Tudo parecia encerrado, mas foi justamente no silêncio final que surgiu a pergunta mais incômoda: quem impediu que a CPMI do INSS continuasse?
Por que essa pergunta ganhou tanta força?
Porque, enquanto aposentados e pensionistas acumulavam perdas com descontos ilegais que, segundo a descrição divulgada, somaram R$ 6,3 bilhões entre 2019 e 2024, a comissão que tratava do tema acabou sendo interrompida sem concluir os trabalhos.
E como isso aconteceu?
Não de uma vez, mas por etapas, em uma sequência que levou o caso ao centro de uma disputa institucional.
Qual foi o ponto decisivo nesse processo?
O papel de Davi Alcolumbre, presidente do Senado e do Congresso, aparece como peça central nesse contexto.
Em dezembro de 2025, a CPMI protocolou um pedido de prorrogação por 120 dias.
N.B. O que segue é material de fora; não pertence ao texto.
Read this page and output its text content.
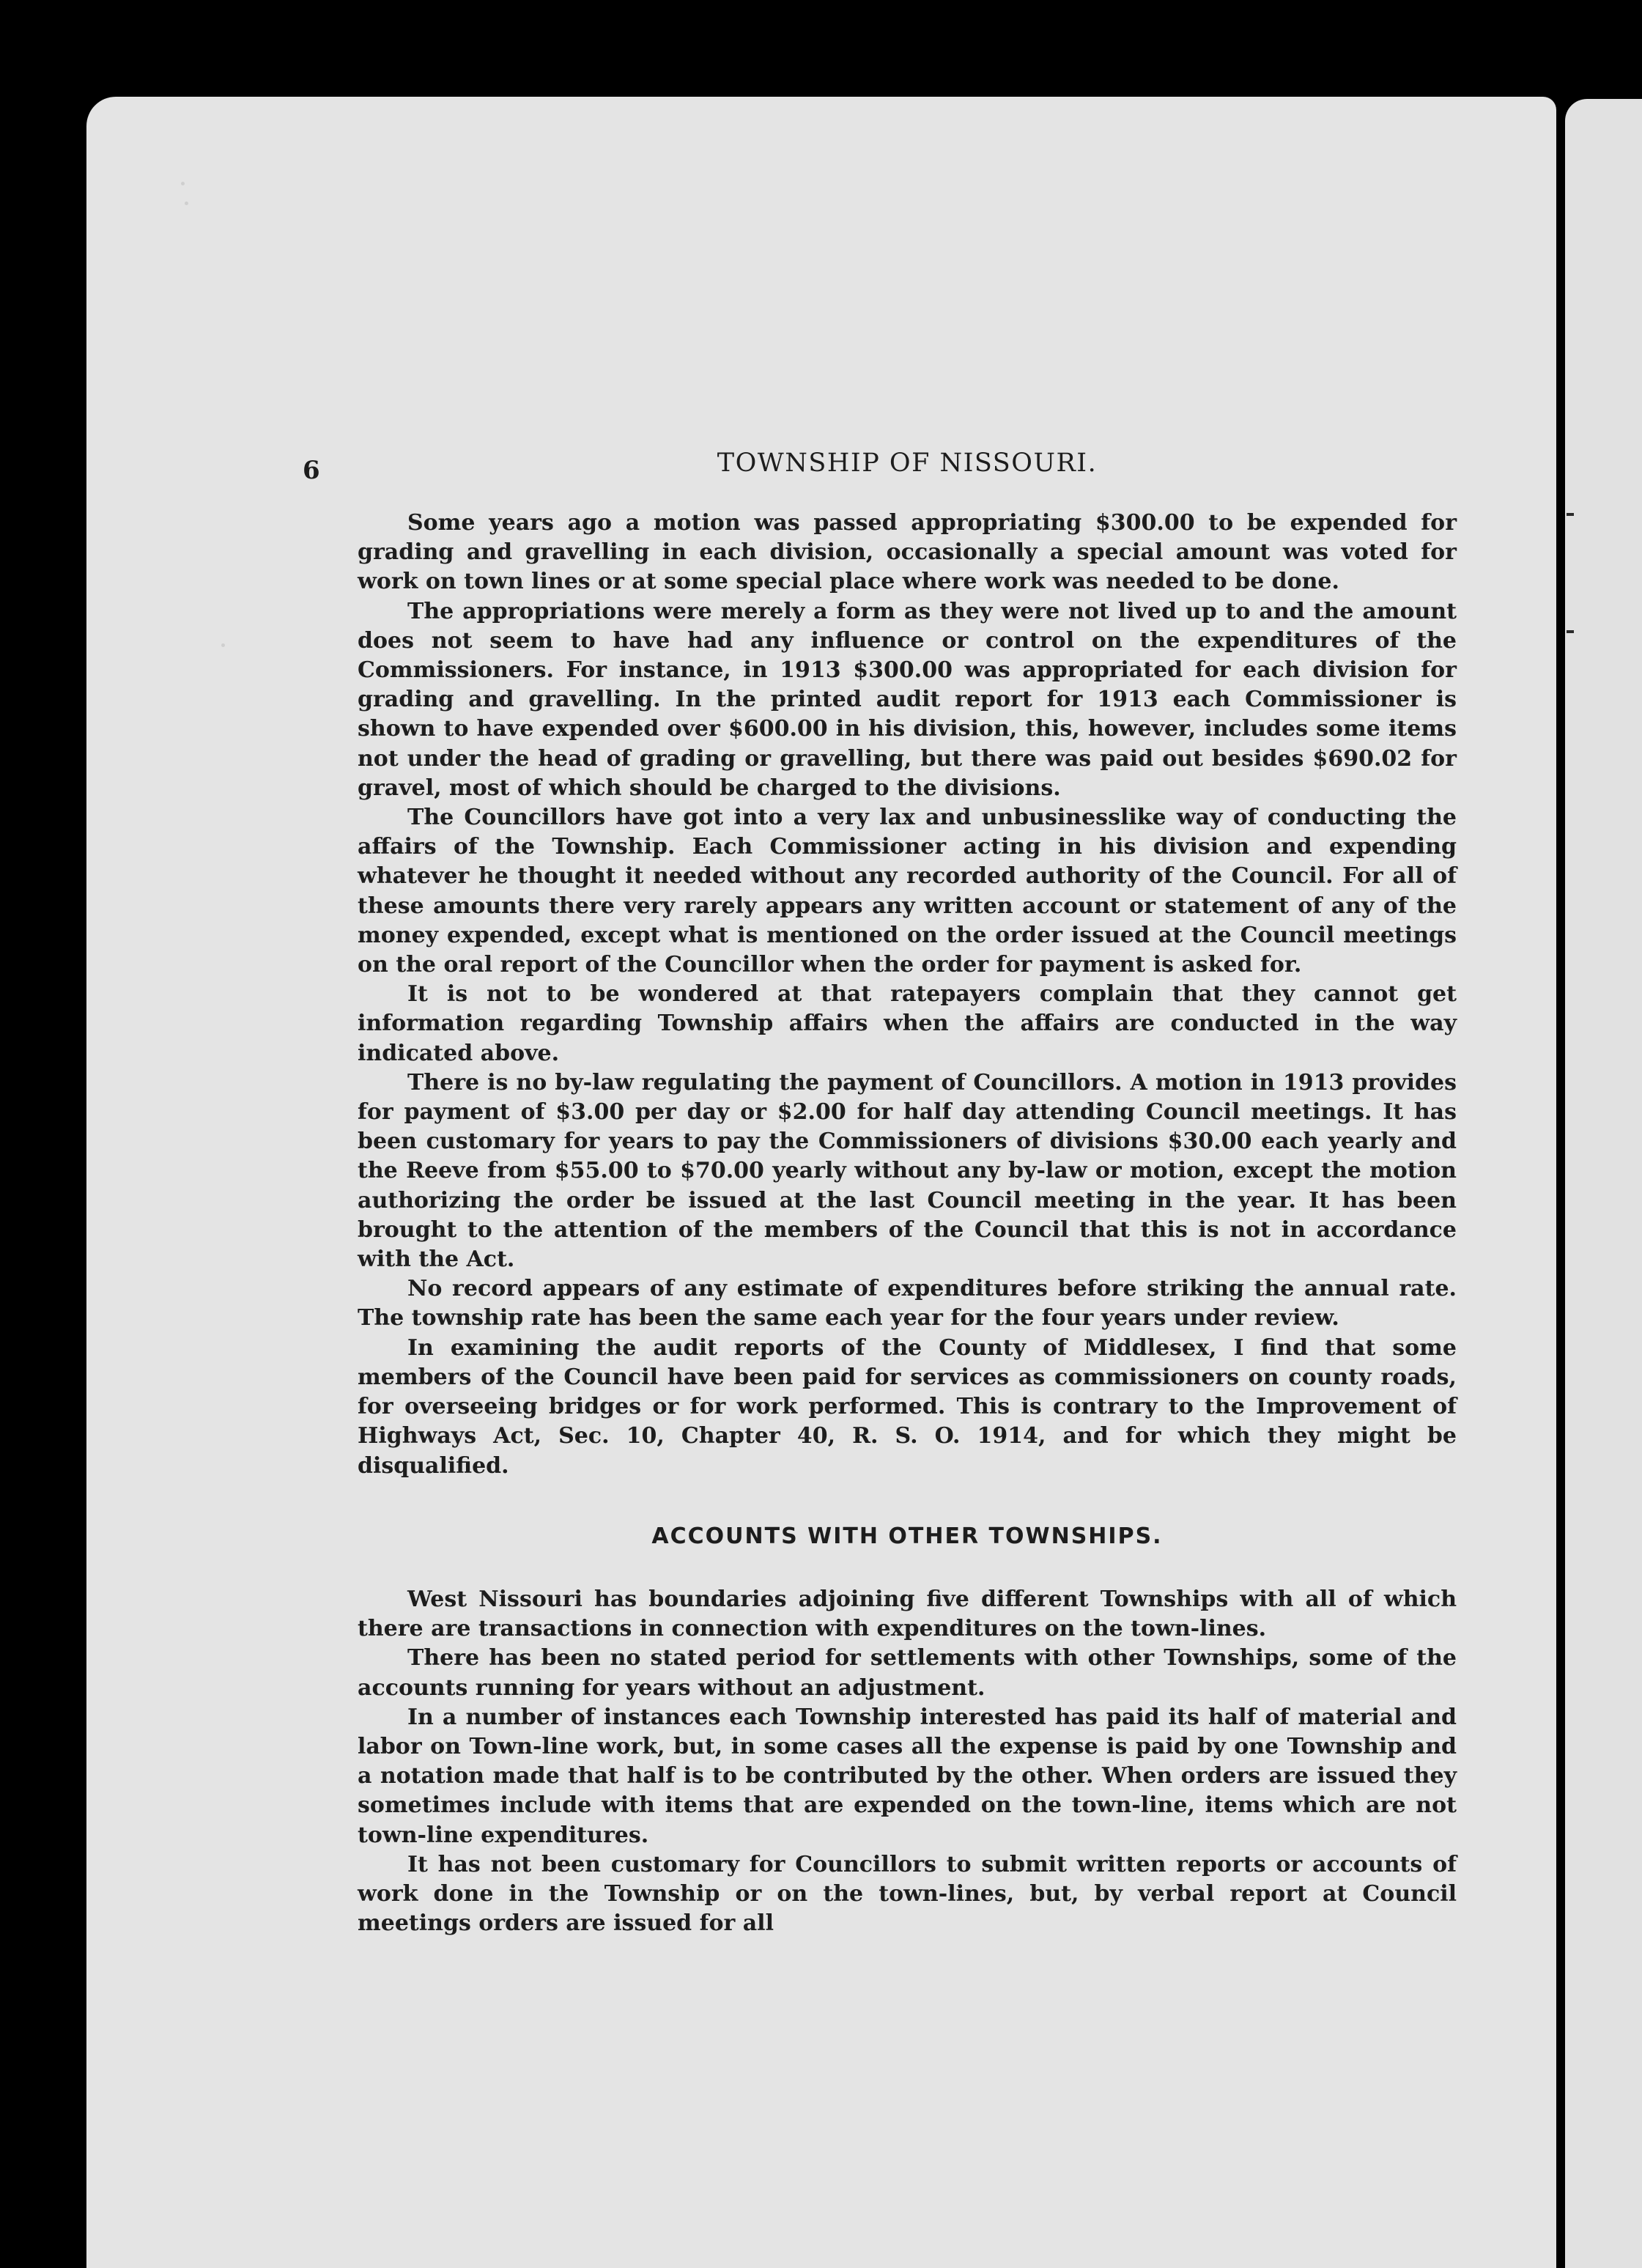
6	TOWNSHIP OF NISSOURI.

Some years ago a motion was passed appropriating $300.00 to be expended for grading and gravelling in each division, occasionally a special amount was voted for work on town lines or at some special place where work was needed to be done.

The appropriations were merely a form as they were not lived up to and the amount does not seem to have had any influence or control on the expenditures of the Commissioners. For instance, in 1913 $300.00 was appropriated for each division for grading and gravelling. In the printed audit report for 1913 each Commissioner is shown to have expended over $600.00 in his division, this, however, includes some items not under the head of grading or gravelling, but there was paid out besides $690.02 for gravel, most of which should be charged to the divisions.

The Councillors have got into a very lax and unbusinesslike way of conducting the affairs of the Township. Each Commissioner acting in his division and expending whatever he thought it needed without any recorded authority of the Council. For all of these amounts there very rarely appears any written account or statement of any of the money expended, except what is mentioned on the order issued at the Council meetings on the oral report of the Councillor when the order for payment is asked for.

It is not to be wondered at that ratepayers complain that they cannot get information regarding Township affairs when the affairs are conducted in the way indicated above.

There is no by-law regulating the payment of Councillors. A motion in 1913 provides for payment of $3.00 per day or $2.00 for half day attending Council meetings. It has been customary for years to pay the Commissioners of divisions $30.00 each yearly and the Reeve from $55.00 to $70.00 yearly without any by-law or motion, except the motion authorizing the order be issued at the last Council meeting in the year. It has been brought to the attention of the members of the Council that this is not in accordance with the Act.

No record appears of any estimate of expenditures before striking the annual rate. The township rate has been the same each year for the four years under review.

In examining the audit reports of the County of Middlesex, I find that some members of the Council have been paid for services as commissioners on county roads, for overseeing bridges or for work performed. This is contrary to the Improvement of Highways Act, Sec. 10, Chapter 40, R. S. O. 1914, and for which they might be disqualified.

ACCOUNTS WITH OTHER TOWNSHIPS.

West Nissouri has boundaries adjoining five different Townships with all of which there are transactions in connection with expenditures on the town-lines.

There has been no stated period for settlements with other Townships, some of the accounts running for years without an adjustment.

In a number of instances each Township interested has paid its half of material and labor on Town-line work, but, in some cases all the expense is paid by one Township and a notation made that half is to be contributed by the other. When orders are issued they sometimes include with items that are expended on the town-line, items which are not town-line expenditures.

It has not been customary for Councillors to submit written reports or accounts of work done in the Township or on the town-lines, but, by verbal report at Council meetings orders are issued for all
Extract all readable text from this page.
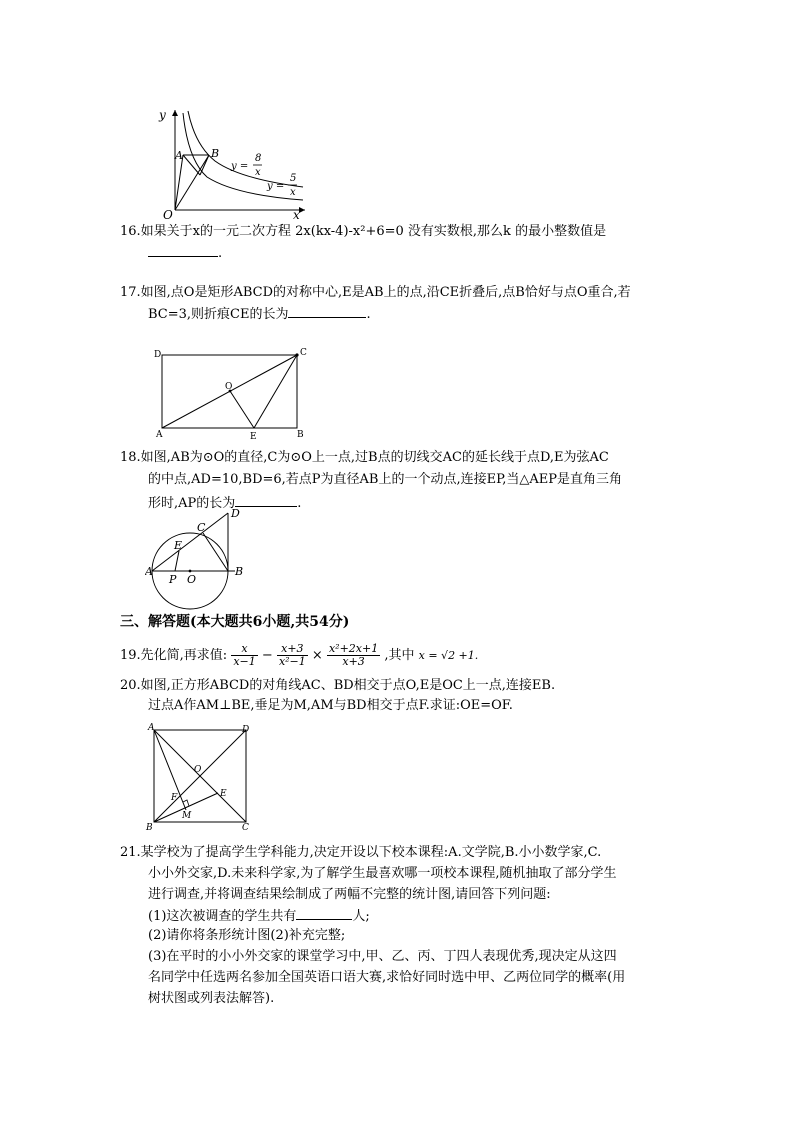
y
x
O
A	B
y =
8
x
y =
5
x
16.如果关于x的一元二次方程 2x(kx-4)-x²+6=0 没有实数根,那么k 的最小整数值是
.
17.如图,点O是矩形ABCD的对称中心,E是AB上的点,沿CE折叠后,点B恰好与点O重合,若
BC=3,则折痕CE的长为	.
D	C
A	B
E
O
18.如图,AB为⊙O的直径,C为⊙O上一点,过B点的切线交AC的延长线于点D,E为弦AC
的中点,AD=10,BD=6,若点P为直径AB上的一个动点,连接EP,当△AEP是直角三角
形时,AP的长为	.
A	B
C
D
E
P O
三、解答题(本大题共6小题,共54分)
19.先化简,再求值: $\frac{x}{x-1} - \frac{x+3}{\text{x²−1}} \times \frac{\text{x²+2x+1}}{x+3}$ ,其中 x = √2 +1.
20.如图,正方形ABCD的对角线AC、BD相交于点O,E是OC上一点,连接EB.
过点A作AM⊥BE,垂足为M,AM与BD相交于点F.求证:OE=OF.
A	D
B	C
O
E
F
M
21.某学校为了提高学生学科能力,决定开设以下校本课程:A.文学院,B.小小数学家,C.
小小外交家,D.未来科学家,为了解学生最喜欢哪一项校本课程,随机抽取了部分学生
进行调查,并将调查结果绘制成了两幅不完整的统计图,请回答下列问题:
(1)这次被调查的学生共有	人;
(2)请你将条形统计图(2)补充完整;
(3)在平时的小小外交家的课堂学习中,甲、乙、丙、丁四人表现优秀,现决定从这四
名同学中任选两名参加全国英语口语大赛,求恰好同时选中甲、乙两位同学的概率(用
树状图或列表法解答).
O que se esperava a partir daí?
Que o requerimento fosse lido, conforme o rito regimental.
Mas isso ocorreu?
Não.
Segundo a própria comissão, Alcolumbre simplesmente não leu o requerimento, em uma omissão deliberada.
E o que aconteceu depois dessa omissão apontada pela comissão?
O caso chegou ao STF.
Quem assumiu a relatoria?
O ministro Andre Mendonça.
Qual foi a decisão dele?
Em 23 de março, determinou que o presidente do Senado cumprisse o regimento em 48 horas.
E se isso não fosse feito?
A consequência seria direta: a prorrogação seria automática.
Essa decisão resolveu o impasse?
Ainda não.
Como Alcolumbre reagiu?
Ele resistiu, acionou a Advocacia do Senado e apostou na derrubada da liminar.
Essa aposta deu certo?
Sim.
Três dias depois, o plenário do STF, por 8 votos a 2, derrubou a decisão de Andre Mendonça.
Quem ficou ao lado do relator?
Apenas Luiz Fux acompanhou Mendonça.
E o que essa votação produziu na prática?
A CPMI morreu no sábado, 28 de março, sem concluir os trabalhos.
O que restou, então, depois disso?
A sensação de que a investigação sobre um tema sensível foi interrompida antes do desfecho.
Mas por que esse episódio voltou ao debate agora?
Porque ele é o foco da nova edição da Revista A Verdade.
E qual é o título escolhido?
Resistência de quem, exatamente?
A chamada faz referência ao que a publicação apresenta como os bastidores da atuação dentro do STF em torno desse caso.
O que a revista promete revelar?
Segundo a divulgação, ela trata dos segredos dessa “última resistência” e relaciona esse movimento ao desfecho da CPMI do INSS.
Por que isso chama atenção?
Porque o encerramento da comissão ocorreu em meio a uma disputa entre decisões, omissões apontadas pela comissão e uma votação ampla no plenário da Corte.
Onde esse material pode ser acessado?
A edição foi divulgada com o seguinte link: https://www.
jornaldacidadeonline.
com.
br/noticias/81143/a-ultima-resistencia
E há alguma forma de acompanhar esse tipo de publicação de maneira exclusiva?
A divulgação também convida o leitor a se tornar assinante, com acesso ao conteúdo da Revista A Verdade, descrita como o espaço em que os “assuntos proibidos” no Brasil são revelados.
Qual é o link para assinatura?
Ele foi informado assim: https://assinante.
jornaldacidadeonline.
com.
br/apresentacao
No fim, o que permanece diante de toda essa sequência?
Os fatos apresentados na divulgação: descontos ilegais de R$ 6,3 bilhões entre 2019 e 2024, o pedido de prorrogação por 120 dias feito em dezembro de 2025, a decisão de Andre Mendonça em 23 de março, a reação de Davi Alcolumbre, a atuação da Advocacia do Senado, a votação do STF por 8 a 2, o apoio de Fux ao relator e o encerramento da CPMI em 28 de março, sem conclusão.
E é justamente sob esse encadeamento que a revista apresenta, por completo, o nome da edição: “A última resistência”.